Mientras los demás se manifiestan por la Castellana yo me voy a ver a Carlos a la Concha. Cuando he dicho que iba a al hospital alguien me ha preguntado en seguida si era alguna víctima del atentado de ayer. Lo malo de que el mundo se hunda es que las miserias parecen más miserables. Nuestros pequeños problemas se empequeñecen. La enfermedad de Carlos no cuenta en este piélago de muertes que la televisión, la radio y la prensa graban a fuego en nuestra conciencia.
Carlos se está sibaritizando en el hospital. Cuando le he preguntado si prefería naranjas o un pepito de crema, me ha pedido una caja de bombones. ¿Y algo para leer? Pues también. Mejor, si es de aventuras o policíaco. Como ya hemos hablado varias veces de Alf Manz y de Fidel Prado, cojo una novela de este último ambientada en el Chicago de los años 30. Le sumo otra de Clark Carrados de las que Bruguera editó con títulos tan sonoros como “Matando que es gerundio”.
Le han cambiado de habitación. Ha pasado a la zona antigua. En cambio su hermana –supongo que habrá sido ella- le ha traído un flamante pijama de cuadritos blancos, azules y rojos. Ha desaparecido la mascarilla de oxígeno. Peinado y afeitado su aspecto es envidiable. “Formidable”, dice él. Le han mandado hacer unos ejercicios con unos tubos aforados. Tiene que meterse la boquilla en la boca, espirar y luego inspirar fuerte. Unas bolitas suben entonces marcando un nivel que no pasa del 1500. En el mejor de los casos alcanzaría 5000. Luego expectora. Repite el ciclo durante un cuarto de hora y luego descansa otro tanto. Lo hace con aplicación. Me recuerda al puesto de la fuerza que había antes en las ferias, donde golpeabas con un mazo para que la pesa alcanzase la campana.

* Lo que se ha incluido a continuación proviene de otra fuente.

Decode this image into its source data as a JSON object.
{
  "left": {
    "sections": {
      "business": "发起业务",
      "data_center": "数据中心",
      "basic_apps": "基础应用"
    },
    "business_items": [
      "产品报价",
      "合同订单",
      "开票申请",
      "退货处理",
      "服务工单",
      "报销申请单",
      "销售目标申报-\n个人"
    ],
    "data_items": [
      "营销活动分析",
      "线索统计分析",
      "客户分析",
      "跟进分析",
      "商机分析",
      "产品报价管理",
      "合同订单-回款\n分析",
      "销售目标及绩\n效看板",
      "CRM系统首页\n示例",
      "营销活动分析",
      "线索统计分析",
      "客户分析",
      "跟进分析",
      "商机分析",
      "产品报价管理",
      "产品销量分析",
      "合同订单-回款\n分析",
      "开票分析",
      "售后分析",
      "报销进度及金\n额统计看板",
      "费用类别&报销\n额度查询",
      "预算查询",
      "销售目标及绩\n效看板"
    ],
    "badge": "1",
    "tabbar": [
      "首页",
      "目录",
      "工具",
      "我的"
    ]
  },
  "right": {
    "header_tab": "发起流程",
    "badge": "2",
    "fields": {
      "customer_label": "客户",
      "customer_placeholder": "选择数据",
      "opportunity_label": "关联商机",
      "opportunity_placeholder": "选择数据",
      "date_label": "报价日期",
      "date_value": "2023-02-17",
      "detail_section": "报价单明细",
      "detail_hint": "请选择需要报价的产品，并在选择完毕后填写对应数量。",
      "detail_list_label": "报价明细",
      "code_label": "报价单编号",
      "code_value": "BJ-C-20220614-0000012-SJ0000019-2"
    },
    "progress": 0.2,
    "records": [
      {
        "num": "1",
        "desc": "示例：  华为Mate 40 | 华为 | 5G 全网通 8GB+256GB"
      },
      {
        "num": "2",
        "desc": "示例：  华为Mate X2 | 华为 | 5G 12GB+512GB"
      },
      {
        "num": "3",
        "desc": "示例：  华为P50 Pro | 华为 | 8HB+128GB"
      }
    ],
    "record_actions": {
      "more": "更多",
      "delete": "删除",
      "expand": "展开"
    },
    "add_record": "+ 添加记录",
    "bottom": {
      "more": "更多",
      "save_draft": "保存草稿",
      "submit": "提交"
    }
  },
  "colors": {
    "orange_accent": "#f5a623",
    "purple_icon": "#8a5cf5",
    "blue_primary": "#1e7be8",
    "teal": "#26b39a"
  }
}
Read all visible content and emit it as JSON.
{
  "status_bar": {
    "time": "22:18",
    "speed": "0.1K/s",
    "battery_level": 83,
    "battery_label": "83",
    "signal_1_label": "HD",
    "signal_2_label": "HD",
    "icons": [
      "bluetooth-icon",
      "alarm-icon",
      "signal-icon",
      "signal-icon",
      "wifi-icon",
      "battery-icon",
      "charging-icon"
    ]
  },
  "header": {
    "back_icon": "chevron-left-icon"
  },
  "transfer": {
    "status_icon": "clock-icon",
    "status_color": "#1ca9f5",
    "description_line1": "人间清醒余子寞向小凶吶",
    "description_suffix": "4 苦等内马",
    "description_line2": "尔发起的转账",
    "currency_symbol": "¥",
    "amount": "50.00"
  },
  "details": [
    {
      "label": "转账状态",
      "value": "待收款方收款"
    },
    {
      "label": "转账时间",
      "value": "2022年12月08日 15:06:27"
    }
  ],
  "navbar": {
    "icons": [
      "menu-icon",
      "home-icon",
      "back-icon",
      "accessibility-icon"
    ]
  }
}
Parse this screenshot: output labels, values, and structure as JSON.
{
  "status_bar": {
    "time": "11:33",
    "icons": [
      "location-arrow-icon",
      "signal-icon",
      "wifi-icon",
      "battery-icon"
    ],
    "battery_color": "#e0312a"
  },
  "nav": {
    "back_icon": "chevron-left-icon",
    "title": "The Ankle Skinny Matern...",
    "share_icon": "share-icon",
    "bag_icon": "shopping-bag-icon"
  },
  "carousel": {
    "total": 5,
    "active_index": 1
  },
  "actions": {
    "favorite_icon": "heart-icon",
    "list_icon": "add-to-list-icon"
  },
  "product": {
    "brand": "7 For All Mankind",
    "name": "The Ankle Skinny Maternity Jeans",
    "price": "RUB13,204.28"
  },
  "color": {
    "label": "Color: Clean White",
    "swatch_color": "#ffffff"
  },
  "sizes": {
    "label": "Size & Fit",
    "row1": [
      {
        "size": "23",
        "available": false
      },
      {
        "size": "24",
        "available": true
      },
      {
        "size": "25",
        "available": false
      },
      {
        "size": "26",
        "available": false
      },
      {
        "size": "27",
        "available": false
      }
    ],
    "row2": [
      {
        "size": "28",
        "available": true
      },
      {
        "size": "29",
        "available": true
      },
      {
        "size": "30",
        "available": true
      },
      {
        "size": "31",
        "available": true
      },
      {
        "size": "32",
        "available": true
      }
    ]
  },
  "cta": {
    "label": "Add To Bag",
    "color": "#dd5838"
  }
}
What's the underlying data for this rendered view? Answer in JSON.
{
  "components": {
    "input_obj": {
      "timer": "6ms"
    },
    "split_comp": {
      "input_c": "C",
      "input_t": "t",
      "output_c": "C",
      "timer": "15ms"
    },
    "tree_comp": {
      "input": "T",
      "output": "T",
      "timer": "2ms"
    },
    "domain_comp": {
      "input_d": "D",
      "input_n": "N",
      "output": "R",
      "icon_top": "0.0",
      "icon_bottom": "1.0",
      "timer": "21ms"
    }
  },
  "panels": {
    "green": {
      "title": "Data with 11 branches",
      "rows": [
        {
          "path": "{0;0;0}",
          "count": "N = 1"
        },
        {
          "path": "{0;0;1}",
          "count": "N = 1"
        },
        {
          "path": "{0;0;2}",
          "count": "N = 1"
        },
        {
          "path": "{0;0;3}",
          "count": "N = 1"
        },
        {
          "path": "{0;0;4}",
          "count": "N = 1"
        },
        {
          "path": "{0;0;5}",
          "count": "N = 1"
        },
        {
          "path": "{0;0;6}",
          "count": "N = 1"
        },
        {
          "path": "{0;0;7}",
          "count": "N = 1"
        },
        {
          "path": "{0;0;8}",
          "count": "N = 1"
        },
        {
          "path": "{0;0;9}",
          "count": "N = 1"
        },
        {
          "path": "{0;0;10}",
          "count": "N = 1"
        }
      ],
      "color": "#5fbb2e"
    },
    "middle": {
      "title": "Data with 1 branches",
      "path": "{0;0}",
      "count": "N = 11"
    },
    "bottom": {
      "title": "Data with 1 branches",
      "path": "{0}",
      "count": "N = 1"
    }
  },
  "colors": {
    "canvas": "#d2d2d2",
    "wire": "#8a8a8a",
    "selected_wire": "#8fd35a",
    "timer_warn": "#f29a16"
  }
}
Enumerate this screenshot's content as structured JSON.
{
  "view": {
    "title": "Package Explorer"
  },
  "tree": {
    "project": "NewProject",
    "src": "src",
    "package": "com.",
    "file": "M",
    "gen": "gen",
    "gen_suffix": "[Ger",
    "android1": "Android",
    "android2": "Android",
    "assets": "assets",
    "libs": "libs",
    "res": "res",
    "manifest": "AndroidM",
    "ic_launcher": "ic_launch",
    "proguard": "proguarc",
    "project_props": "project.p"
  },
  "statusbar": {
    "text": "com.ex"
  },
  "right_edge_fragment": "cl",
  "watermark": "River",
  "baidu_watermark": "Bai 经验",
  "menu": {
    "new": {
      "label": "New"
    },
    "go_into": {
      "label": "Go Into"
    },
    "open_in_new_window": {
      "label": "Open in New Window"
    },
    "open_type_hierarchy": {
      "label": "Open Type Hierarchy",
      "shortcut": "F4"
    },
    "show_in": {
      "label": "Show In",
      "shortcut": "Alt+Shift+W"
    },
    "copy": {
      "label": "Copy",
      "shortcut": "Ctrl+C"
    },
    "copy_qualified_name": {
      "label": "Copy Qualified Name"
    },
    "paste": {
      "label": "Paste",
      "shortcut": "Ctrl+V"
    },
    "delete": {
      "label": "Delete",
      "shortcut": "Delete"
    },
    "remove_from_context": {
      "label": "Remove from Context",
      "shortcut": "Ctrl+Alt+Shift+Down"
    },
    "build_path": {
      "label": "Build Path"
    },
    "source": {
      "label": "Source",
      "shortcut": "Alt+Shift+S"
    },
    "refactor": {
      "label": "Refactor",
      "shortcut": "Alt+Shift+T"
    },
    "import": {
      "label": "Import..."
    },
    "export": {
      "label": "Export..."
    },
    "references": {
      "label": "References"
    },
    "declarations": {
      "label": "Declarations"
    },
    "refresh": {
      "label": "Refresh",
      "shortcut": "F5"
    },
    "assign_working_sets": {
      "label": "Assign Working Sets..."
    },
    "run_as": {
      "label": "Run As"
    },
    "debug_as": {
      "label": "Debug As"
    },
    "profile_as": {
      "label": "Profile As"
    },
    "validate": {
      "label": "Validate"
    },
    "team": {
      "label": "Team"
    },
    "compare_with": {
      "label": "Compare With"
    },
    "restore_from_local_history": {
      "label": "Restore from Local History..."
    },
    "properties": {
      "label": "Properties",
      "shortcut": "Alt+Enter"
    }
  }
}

Se llevan a su compañero de habitación –diabético- para hacerle un dopler-nosecuantos. Cuando están sacando la cama llega el primo Federico. Aprovecha que salgo al pasillo para quejarse de que la hermana y la sobrina de Carlos se hayan vuelto a Valladolid sin avisarle. Pretenden trasladarle allí, aunque –precisa- “es muy mal enfermo”. Hace una demostración de sus dotes detectivescas. Al día siguiente de ingresarle, Carlos apareció por el bar como si nada. Le habían recetado un medicamento para que le bajase la inflamación de los pies pero podía tomársela tranquilamente en casa. Federico se dio cuenta de que al medicamento no le habían cortado la solapita que se quedan los farmacéuticos. Ergo, Carlos había comprado el medicamento sin receta. Lo volvieron a enviar al hospital y así se descubrió que se había escapado antes de que le pudieran hacer las pruebas.
Ya dentro, en presencia de Carlos deja caer unas cuantas frases teóricamente dirigidas a mí como que con uno que conoce él “se pasaron con la anestesia y por poco se queda”. O que Carlos “no sabe nada”. Pero Carlos sabe todo lo que tiene que saber: está “formidable” y va a volver a trabajar en cuanto se reanuden las grabaciones de Manolito Gafotas.
En fin, que los primos se han reconciliado pero los viejos rencores siguen ahí larvados y uno no puede sustraerse a tantos años de desencuentros. Me despido. No tengo valor para seguir con la visita. Federico dice que él también se va, que los transportes están muy mal. Sólo ha pasado allí media hora pero ya ha hecho su trabajo. Carlos se queda con sus ejercicios respiratorios.